1. Get the JSON content of index page
ImportRequests fromUrllib.parserImportUrlEncodedefGet_page_index (offset):#cur_tab标签一定要写正确, 3 represents the atlas, it is importantData={' offset ': Offset,' format ':' JSON ',' keyword ':' Football ',' AutoLoad ':' true ',' Count ':' A ',' Cur_tab ':' 3 '} URL=' https://www.toutiao.com/search_content/? '+UrlEncode (data)Try: Response=Requests.get (URL)ifResponse.status_code== $:#print (Response.text)            returnResponse.textElse:return None    except Exception:Print(' request index page Error! ')return None

We set an offset parameter so that we can control which page to get, that is, the ability to automatically swipe down.
Data is the parameter content of our URL at Get request, which we use as a dictionary to encode using UrlEncode.
The visit was smooth, and no additional header parameters were submitted.

2, the JSON content to parse
import  JSON def  parse_page_index (HTML): Data=  json.loads (HTML) result=  [] if  data and   Span class= "OP" >in  Data.keys (): for  item in  data.get (): Article_url=  item.get ( ' Article_url ' ) if  article_url and  ( "group"  in  article_url): Result.append (article_url) return  result  

Because the JSON content is parsed, the JSON library is imported.
We want to get the JSON content inside, the data tag under the Article_url information, so set up some filtering, data information must contain the ' data ' keyword to do the parsing.
Since we want the atlas, although the Cur_tab is set to 3, but some of the returned URLs are still not very canonical, we set in the URL must include the group string in order to view the drawing set.
Each URL is then added to the result list.

3. Open multi-process operation
fromimport Pooldef main(offset):    html=get_page_index(offset)    forin parse_page_index(html):        print(url)if__name__==‘__main__‘:    p=Pool()    p.map(main,[i*20forinrange(3)])

We first open 3 pages to try, using a multi-process can be faster, although the code is small, but the idea to master.
"Insert Picture, url result"

OK, let's get here today and talk about it tomorrow. How to get pictures in these URLs.

Crawler "6" Ajax content resolution-today's headline Atlas

Contact Us

The content source of this page is from Internet, which doesn't represent Alibaba Cloud's opinion; products and services mentioned on that page don't have any relationship with Alibaba Cloud. If the content of the page makes you feel confusing, please write us an email, we will handle the problem within 5 days after receiving your email.

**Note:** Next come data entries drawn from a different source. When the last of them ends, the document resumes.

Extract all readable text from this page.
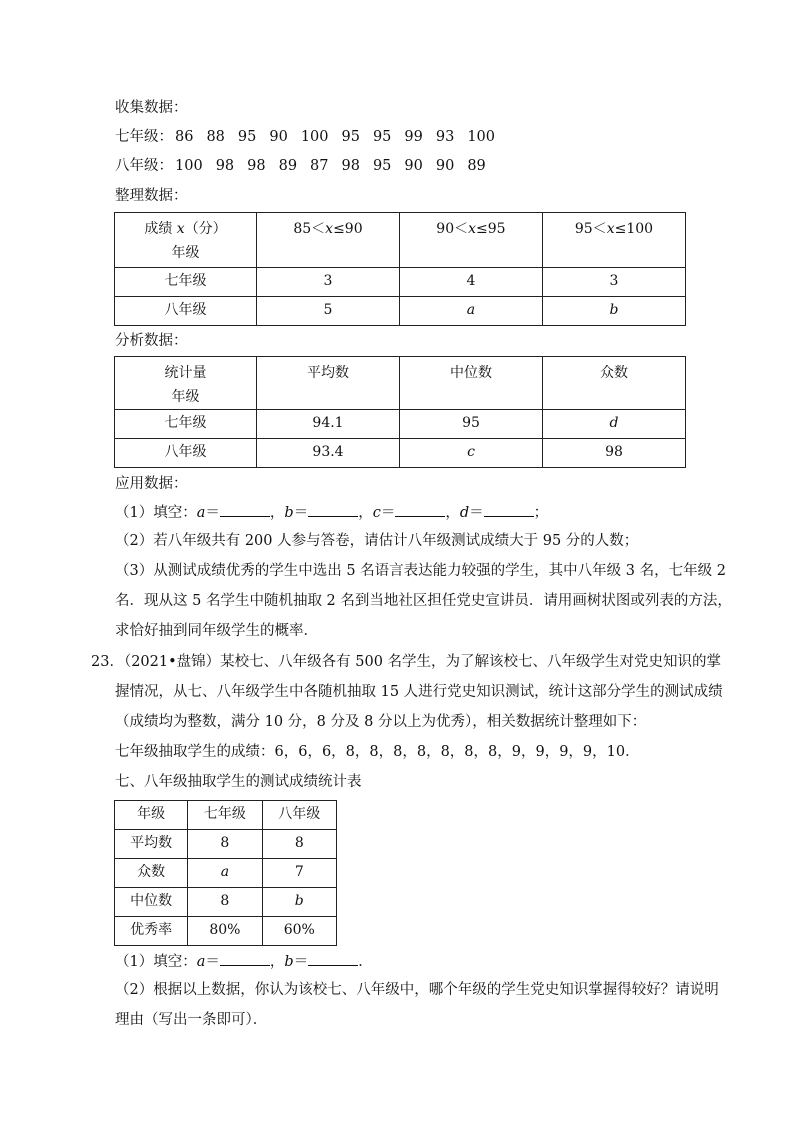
收集数据：
七年级： 86 88 95 90 100 95 95 99 93 100
八年级： 100 98 98 89 87 98 95 90 90 89
整理数据：
成绩 x（分）
年级	85＜x≤90	90＜x≤95	95＜x≤100
七年级	3	4	3
八年级	5	a	b
分析数据：
统计量
年级	平均数	中位数	众数
七年级	94.1	95	d
八年级	93.4	c	98
应用数据：
（1）填空：a＝	，b＝	，c＝	，d＝	；
（2）若八年级共有 200 人参与答卷，请估计八年级测试成绩大于 95 分的人数；
（3）从测试成绩优秀的学生中选出 5 名语言表达能力较强的学生，其中八年级 3 名，七年级 2
名．现从这 5 名学生中随机抽取 2 名到当地社区担任党史宣讲员．请用画树状图或列表的方法，
求恰好抽到同年级学生的概率．
23．（2021•盘锦）某校七、八年级各有 500 名学生，为了解该校七、八年级学生对党史知识的掌
握情况，从七、八年级学生中各随机抽取 15 人进行党史知识测试，统计这部分学生的测试成绩
（成绩均为整数，满分 10 分，8 分及 8 分以上为优秀），相关数据统计整理如下：
七年级抽取学生的成绩：6，6，6，8，8，8，8，8，8，8，9，9，9，9，10．
七、八年级抽取学生的测试成绩统计表
年级	七年级	八年级
平均数	8	8
众数	a	7
中位数	8	b
优秀率	80%	60%
（1）填空：a＝	，b＝	．
（2）根据以上数据，你认为该校七、八年级中，哪个年级的学生党史知识掌握得较好？请说明
理由（写出一条即可）．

If you find any instances of plagiarism from the community, please send an email to: info-contact@alibabacloud.com and provide relevant evidence. A staff member will contact you within 5 working days.

A Free Trial That Lets You Build Big!

Start building with 50+ products and up to 12 months usage for Elastic Compute Service

  • Sales Support

    1 on 1 presale consultation

  • After-Sales Support

    24/7 Technical Support 6 Free Tickets per Quarter Faster Response

  • Alibaba Cloud offers highly flexible support services tailored to meet your exact needs.